In January 1942, as German bombers were terrorizing British cities, C. S. Lewis took the gospel to the airwaves, appearing repeatedly on the BBC’s religious programs (the talks were later collected in the book Mere Christianity). Increasing fame, however, did not diminish Lewis’s willingness to answer the many letters he received, many as a result of his radio talks. Here he counsels a former student who is experiencing a “trough” – a time of personal difficulties.
Dear Mrs. Neylan,
Sorry you’re in a trough. I’m just emerging (at least I hope I am) from a long one myself. As for the difficulty of believing it is a trough, one wants to be careful about the word “believing.” We often mean by it “having confidence or assurance as a psychological state” – as we have about the existence of furniture. But that comes and goes and by no means always accompanies intellectual assent. For example, in learning to swim you believe, and even know intellectually, that water will support you, long before you feel any real confidence in the fact. ...

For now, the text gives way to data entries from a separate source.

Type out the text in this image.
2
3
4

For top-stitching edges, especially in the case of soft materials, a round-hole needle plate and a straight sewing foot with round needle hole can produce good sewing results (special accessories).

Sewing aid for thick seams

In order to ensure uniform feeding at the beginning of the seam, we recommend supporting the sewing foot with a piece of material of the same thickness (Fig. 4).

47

In the meantime, as one has learnt to swim only by acting on the assent in the teeth of all instinctive conviction, so we shall proceed to faith only by acting as if we had it. Adapting a passage in The Imitation of Christ [Thomas à Kempis], one can say: “What would I do now if I had a full assurance that there was only a temporary trough,” and having got the answer, go and do it.
I am a man, and therefore lazy: you a woman, therefore probably a fidget. So it may be good to advise you (though it would be bad to me) not even to try to do in the trough all you can do on the peak. ...
I know all about the despair of overcoming chronic temptations. It is not serious, provided self-offended petulance, annoyance at breaking records, impatience, etc. doesn’t get the upper hand. No amount of falls will really undo us if we keep on picking ourselves up each time.
We shall of course be very muddy and tattered children by the time we reach home. But the bathrooms are all ready, the towels put out, and the clean linen clothes are in the airing cupboard. The only fatal thing is to lose one’s temper and give up. It is when we notice the dirt that God is most present to us: it is the very sign of his presence.